Yes, I know they are invasive, and rob native birds of habitat and food, but here in NYC, I've had a chance to observe them, holding their own against the pigeon population. Once in awhile one will sing on my fire-eascape -- it's a glorious song, varied, tuneful, and very conversational-sounding. They have a beautiful metallic sheen to their feathers, seen when the sun hits them just right.

Positive gnash On May 14, 2010, gnash from Asheville, NC wrote:

Love Starlings! And Cornell University has the best birding website: http://www.ebird.edu for info, nesting, citizen scientist work, annual competitions.
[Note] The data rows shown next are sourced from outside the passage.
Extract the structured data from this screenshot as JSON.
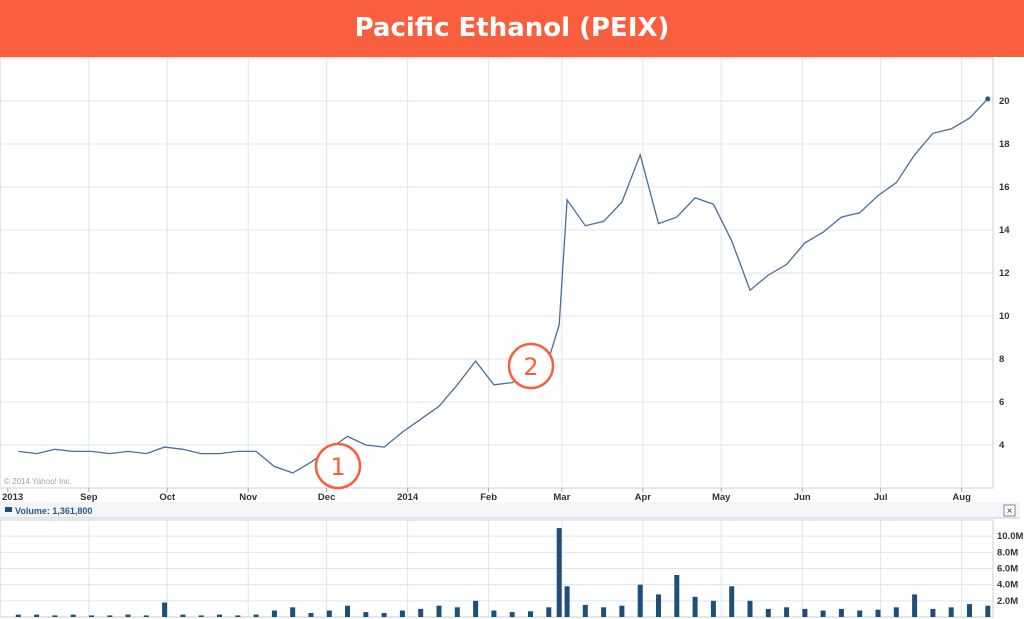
{
  "header": {
    "title": "Pacific Ethanol (PEIX)"
  },
  "copyright": "© 2014 Yahoo! Inc.",
  "volume_label": "Volume: 1,361,800",
  "close_label": "×",
  "annotations": [
    "1",
    "2"
  ],
  "colors": {
    "header": "#f95f3e",
    "line": "#4a6f96",
    "volume": "#1f4e7a",
    "grid": "#dfe5ec",
    "annotation": "#f95f3e"
  },
  "chart_data": [
    {
      "type": "line",
      "x": [
        "2013-08-05",
        "2013-08-12",
        "2013-08-19",
        "2013-08-26",
        "2013-09-02",
        "2013-09-09",
        "2013-09-16",
        "2013-09-23",
        "2013-09-30",
        "2013-10-07",
        "2013-10-14",
        "2013-10-21",
        "2013-10-28",
        "2013-11-04",
        "2013-11-11",
        "2013-11-18",
        "2013-11-25",
        "2013-12-02",
        "2013-12-09",
        "2013-12-16",
        "2013-12-23",
        "2013-12-30",
        "2014-01-06",
        "2014-01-13",
        "2014-01-20",
        "2014-01-27",
        "2014-02-03",
        "2014-02-10",
        "2014-02-17",
        "2014-02-24",
        "2014-02-28",
        "2014-03-03",
        "2014-03-10",
        "2014-03-17",
        "2014-03-24",
        "2014-03-31",
        "2014-04-07",
        "2014-04-14",
        "2014-04-21",
        "2014-04-28",
        "2014-05-05",
        "2014-05-12",
        "2014-05-19",
        "2014-05-26",
        "2014-06-02",
        "2014-06-09",
        "2014-06-16",
        "2014-06-23",
        "2014-06-30",
        "2014-07-07",
        "2014-07-14",
        "2014-07-21",
        "2014-07-28",
        "2014-08-04",
        "2014-08-11"
      ],
      "series": [
        {
          "values": [
            3.7,
            3.6,
            3.8,
            3.7,
            3.7,
            3.6,
            3.7,
            3.6,
            3.9,
            3.8,
            3.6,
            3.6,
            3.7,
            3.7,
            3.0,
            2.7,
            3.2,
            3.8,
            4.4,
            4.0,
            3.9,
            4.6,
            5.2,
            5.8,
            6.8,
            7.9,
            6.8,
            6.9,
            7.4,
            8.0,
            9.6,
            15.4,
            14.2,
            14.4,
            15.3,
            17.5,
            14.3,
            14.6,
            15.5,
            15.2,
            13.5,
            11.2,
            11.9,
            12.4,
            13.4,
            13.9,
            14.6,
            14.8,
            15.6,
            16.2,
            17.5,
            18.5,
            18.7,
            19.2,
            20.1
          ]
        }
      ],
      "x_ticks": [
        "2013",
        "Sep",
        "Oct",
        "Nov",
        "Dec",
        "2014",
        "Feb",
        "Mar",
        "Apr",
        "May",
        "Jun",
        "Jul",
        "Aug"
      ],
      "y_ticks": [
        4,
        6,
        8,
        10,
        12,
        14,
        16,
        18,
        20
      ],
      "ylim": [
        2,
        22
      ],
      "grid": true
    },
    {
      "type": "bar",
      "title": "Volume: 1,361,800",
      "x": [
        "2013-08-05",
        "2013-08-12",
        "2013-08-19",
        "2013-08-26",
        "2013-09-02",
        "2013-09-09",
        "2013-09-16",
        "2013-09-23",
        "2013-09-30",
        "2013-10-07",
        "2013-10-14",
        "2013-10-21",
        "2013-10-28",
        "2013-11-04",
        "2013-11-11",
        "2013-11-18",
        "2013-11-25",
        "2013-12-02",
        "2013-12-09",
        "2013-12-16",
        "2013-12-23",
        "2013-12-30",
        "2014-01-06",
        "2014-01-13",
        "2014-01-20",
        "2014-01-27",
        "2014-02-03",
        "2014-02-10",
        "2014-02-17",
        "2014-02-24",
        "2014-02-28",
        "2014-03-03",
        "2014-03-10",
        "2014-03-17",
        "2014-03-24",
        "2014-03-31",
        "2014-04-07",
        "2014-04-14",
        "2014-04-21",
        "2014-04-28",
        "2014-05-05",
        "2014-05-12",
        "2014-05-19",
        "2014-05-26",
        "2014-06-02",
        "2014-06-09",
        "2014-06-16",
        "2014-06-23",
        "2014-06-30",
        "2014-07-07",
        "2014-07-14",
        "2014-07-21",
        "2014-07-28",
        "2014-08-04",
        "2014-08-11"
      ],
      "series": [
        {
          "values": [
            0.3,
            0.3,
            0.2,
            0.3,
            0.2,
            0.2,
            0.3,
            0.2,
            1.8,
            0.3,
            0.2,
            0.3,
            0.2,
            0.3,
            0.8,
            1.2,
            0.5,
            0.8,
            1.4,
            0.6,
            0.5,
            0.8,
            1.0,
            1.4,
            1.2,
            2.0,
            0.8,
            0.6,
            0.7,
            1.2,
            11.0,
            3.8,
            1.5,
            1.2,
            1.4,
            4.0,
            2.8,
            5.2,
            2.5,
            2.0,
            3.8,
            2.0,
            1.0,
            1.2,
            1.0,
            0.8,
            1.0,
            0.8,
            0.9,
            1.2,
            2.8,
            1.0,
            1.2,
            1.6,
            1.4
          ]
        }
      ],
      "y_ticks": [
        "2.0M",
        "4.0M",
        "6.0M",
        "8.0M",
        "10.0M"
      ],
      "ylim": [
        0,
        12
      ],
      "grid": true
    }
  ]
}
Check it out - it's all free.

Positive SaberLily On Jun 12, 2010, SaberLily from Winchester, VA
(Zone 7a) wrote:

These little guys are a surprisingly big help when it comes to insect control. They consume many pests like nobody's business.

I haven't found them to be any more aggressive than the mockingbirds that are also found in our area. (Who are also a big help at insect control even if they are extremely territorial)

Neutral friedaroy On Jul 27, 2011, friedaroy from New Braunfels, TX wrote:

I have a few in my backyard, I have had no issues with the birds so far. I have two that bathe in my bird bath every morning, like clockwork. They are interesting watch and I have not noticed any aggressive behavior toward any of the other birds in my yard, as a matter of fact my black chinned hummingbirds seem to be the most aggressive backyard visitor that I have.

Negative uviolet On May 18, 2012, uviolet from St Clair Shores, MI
(Zone 6a) wrote:

Normally, I don't actively hate even invasive birds, but I do in this case.

This year, at least one learned how to lift up a slat of our louvered dryer vent and get into the vent itself. It apparently then discovered if it lifted up on one side, the slat would pop off. After a week of putting the slats back in several times a day (with the materials it was bringing in to build a nest with being removed as well), it decided to just start pecking (or biting, not sure which) the slats in the center so they would eventually break and not be able to be put back on. So we replaced the vent cover with one that has a type of basket covering the louvered slats to prevent it from happening again.

It apparently didn't like that it was prevented from it's preferred nesting spot, because it has now alternated between attacking the neighbors PVC furnace vent and the soffit vents, attempting to gain entry.

It also loves to splatter its poop against the house, which it does, often.

Negative FBSPANKEY2 On Jul 9, 2012, FBSPANKEY2 from Fort Benton, MT wrote:

I LOVE BIRDS............. but this is the worst bird ever.

Positive absinthe27 On Sep 2, 2012, absinthe27 from Albertville, MN
(Zone 4b) wrote:

I love watching the huge flocks twist about in the sky. So beautiful.

Neutral bonehead On Dec 19, 2012, bonehead from Cedarhome, WA
(Zone 8b) wrote:

Positive: They are a beautiful bird, with such varied song. I love to watch the entire flock twist and dip together.

Negative: They have been misplaced here and are a threat to our native birds. They are also a nuisance in the barn, ripping apart insulation and making a big fat mess.

Bottom line: I wish they would just go back to Europe.

Negative reddirty On Apr 30, 2014, reddirty from Saint George, UT wrote:

Starlings are not native to North America and are an invasive species. Until native predator species learn that they can hunt and eat this pest then we need to be proactive and lower the Starling's numbers. Messy, disruptive to other birds, destructive to natural environment habitat.